For example, imagine that a trainer is trying to teach a dog to fetch a ball. When the dog successful chases and picks up the ball, the dog receives praise as a reward. When the animal fails to retrieve the ball, the trainer withholds the praise. Eventually, the dog forms an association between his behavior of fetching the ball and receiving the desired reward” .
As one can see in Pokemon Go, this principle is being used. Replace the dog with people and the ball with the App. The rewards systems set up within the Pokemon Go App can form associations between behaviors such as running through the streets at midnight to gathering in crowds near a high ledges all in pursuit of the grand Pokemon reward. Like lemmings running towards a cliff in pursuit of suicide, Pokemon Go, if orchestrated properly, may be able to get people to do just about anything if they are conditioned to react to the stimuli and reward offered.

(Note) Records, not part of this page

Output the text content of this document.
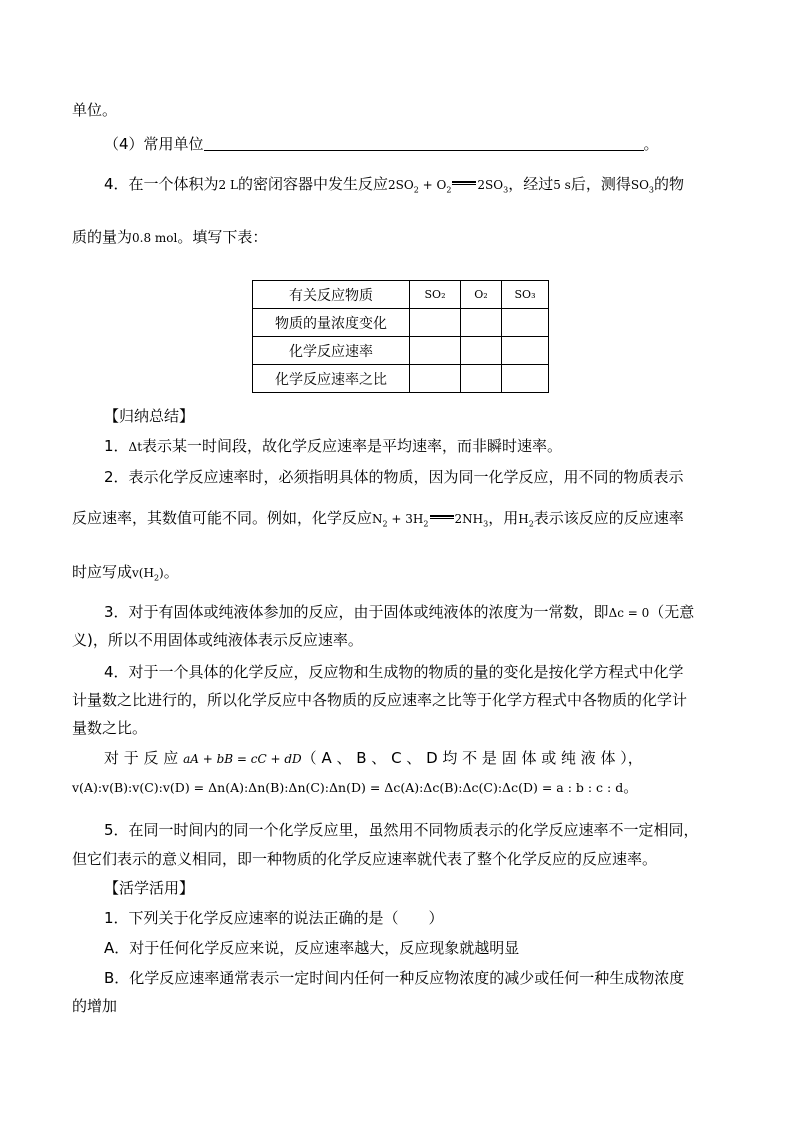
单位。
（4）常用单位	。
4．在一个体积为2 L的密闭容器中发生反应$2SO_2 + O_2$ $2SO_3$，经过5 s后，测得$SO_3$的物
质的量为0.8 mol。填写下表：
有关反应物质	SO₂	O₂	SO₃
物质的量浓度变化			
化学反应速率			
化学反应速率之比			
【归纳总结】
1．Δt表示某一时间段，故化学反应速率是平均速率，而非瞬时速率。
2．表示化学反应速率时，必须指明具体的物质，因为同一化学反应，用不同的物质表示
反应速率，其数值可能不同。例如，化学反应$N_2 + 3H_2$ $2NH_3$，用$H_2$表示该反应的反应速率
时应写成$v(H_2)$。
3．对于有固体或纯液体参加的反应，由于固体或纯液体的浓度为一常数，即Δc = 0（无意
义)，所以不用固体或纯液体表示反应速率。
4．对于一个具体的化学反应，反应物和生成物的物质的量的变化是按化学方程式中化学
计量数之比进行的，所以化学反应中各物质的反应速率之比等于化学方程式中各物质的化学计
量数之比。
对 于 反 应 aA + bB = cC + dD（ A 、 B 、 C 、 D 均 不 是 固 体 或 纯 液 体 ），
v(A):v(B):v(C):v(D) = Δn(A):Δn(B):Δn(C):Δn(D) = Δc(A):Δc(B):Δc(C):Δc(D) = a : b : c : d。
5．在同一时间内的同一个化学反应里，虽然用不同物质表示的化学反应速率不一定相同，
但它们表示的意义相同，即一种物质的化学反应速率就代表了整个化学反应的反应速率。
【活学活用】
1．下列关于化学反应速率的说法正确的是（　　）
A．对于任何化学反应来说，反应速率越大，反应现象就越明显
B．化学反应速率通常表示一定时间内任何一种反应物浓度的减少或任何一种生成物浓度
的增加
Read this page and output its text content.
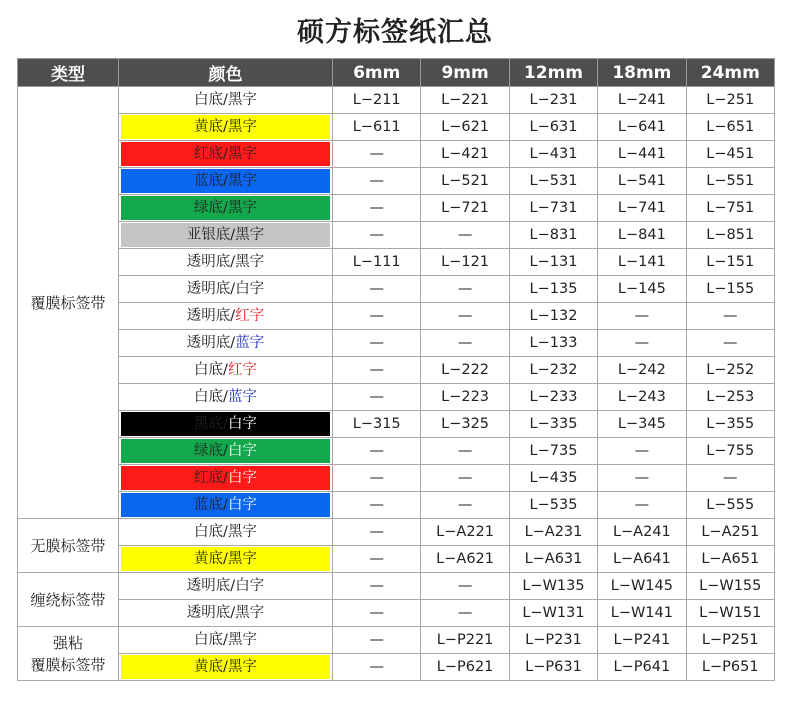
硕方标签纸汇总
类型	颜色	6mm	9mm	12mm	18mm	24mm
覆膜标签带	白底/黑字	L−211	L−221	L−231	L−241	L−251

	黄底/黑字	L−611	L−621	L−631	L−641	L−651

	红底/黑字	—	L−421	L−431	L−441	L−451

	蓝底/黑字	—	L−521	L−531	L−541	L−551

	绿底/黑字	—	L−721	L−731	L−741	L−751

	亚银底/黑字	—	—	L−831	L−841	L−851

	透明底/黑字	L−111	L−121	L−131	L−141	L−151

	透明底/白字	—	—	L−135	L−145	L−155

	透明底/红字	—	—	L−132	—	—

	透明底/蓝字	—	—	L−133	—	—

	白底/红字	—	L−222	L−232	L−242	L−252

	白底/蓝字	—	L−223	L−233	L−243	L−253

	黑底/白字	L−315	L−325	L−335	L−345	L−355

	绿底/白字	—	—	L−735	—	L−755

	红底/白字	—	—	L−435	—	—

	蓝底/白字	—	—	L−535	—	L−555
无膜标签带	白底/黑字	—	L−A221	L−A231	L−A241	L−A251

	黄底/黑字	—	L−A621	L−A631	L−A641	L−A651
缠绕标签带	透明底/白字	—	—	L−W135	L−W145	L−W155

	透明底/黑字	—	—	L−W131	L−W141	L−W151

强粘
覆膜标签带	白底/黑字	—	L−P221	L−P231	L−P241	L−P251

	黄底/黑字	—	L−P621	L−P631	L−P641	L−P651
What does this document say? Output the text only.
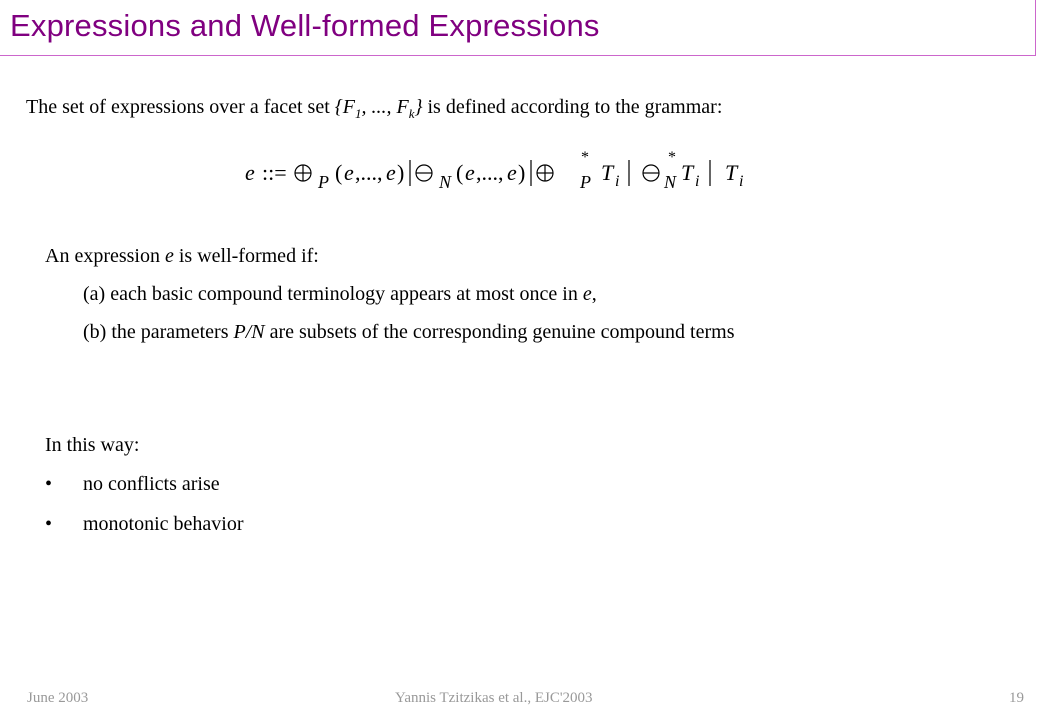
Expressions and Well-formed Expressions
The set of expressions over a facet set {$F_1$, ..., $F_k$} is defined according to the grammar:
e ::= P ( e ,..., e ) N ( e ,..., e )
*
P T i
*
N T i T i
An expression e is well-formed if:
(a) each basic compound terminology appears at most once in e,
(b) the parameters P/N are subsets of the corresponding genuine compound terms
In this way:
• no conflicts arise
• monotonic behavior
June 2003	Yannis Tzitzikas et al., EJC'2003	19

Additionally, if one were to provide the stimulus but withhold the Pokemon reward, would people still have the same response (i.e. running in search of something) or would they be able to break away from this conditioned learning and think for themselves regarding the mission they were on. From this perspective, Pokemon Go has the potential to teach/program certain responses to stimuli to produce desired behaviors from participants.
Should the game designers ever desire to introduce and associate dangerous or immoral stimuli with a reward, would the people who have been using this app recognize it and be able to un-learn their conditioning? Or would they blindly react to the stimulus presented? These and other ethical questions need to be examined further.
As if living life through a virtual reality was not bad enough, we now have a highly addictive app with the potential to cognitively restructure thinking patterns into a possible mental illness. What will developers come up with when we have a sub-population of Pokemon Go users who are willing to do anything, anything to find their target? Are these virtual-virtual reality games the beginning of something more sinister such as programmed soldiers?
This and other questions are vital concerns that need to be answered. When an industry has control over a population’s thoughts and actions so as to cause a great decrease in participation in real life and reality (online life) and then creates psychological apps which have the power to restructure thinking patterns (addiction) to make-entice people to do what it wants (find the Pokemon), we have serious issues.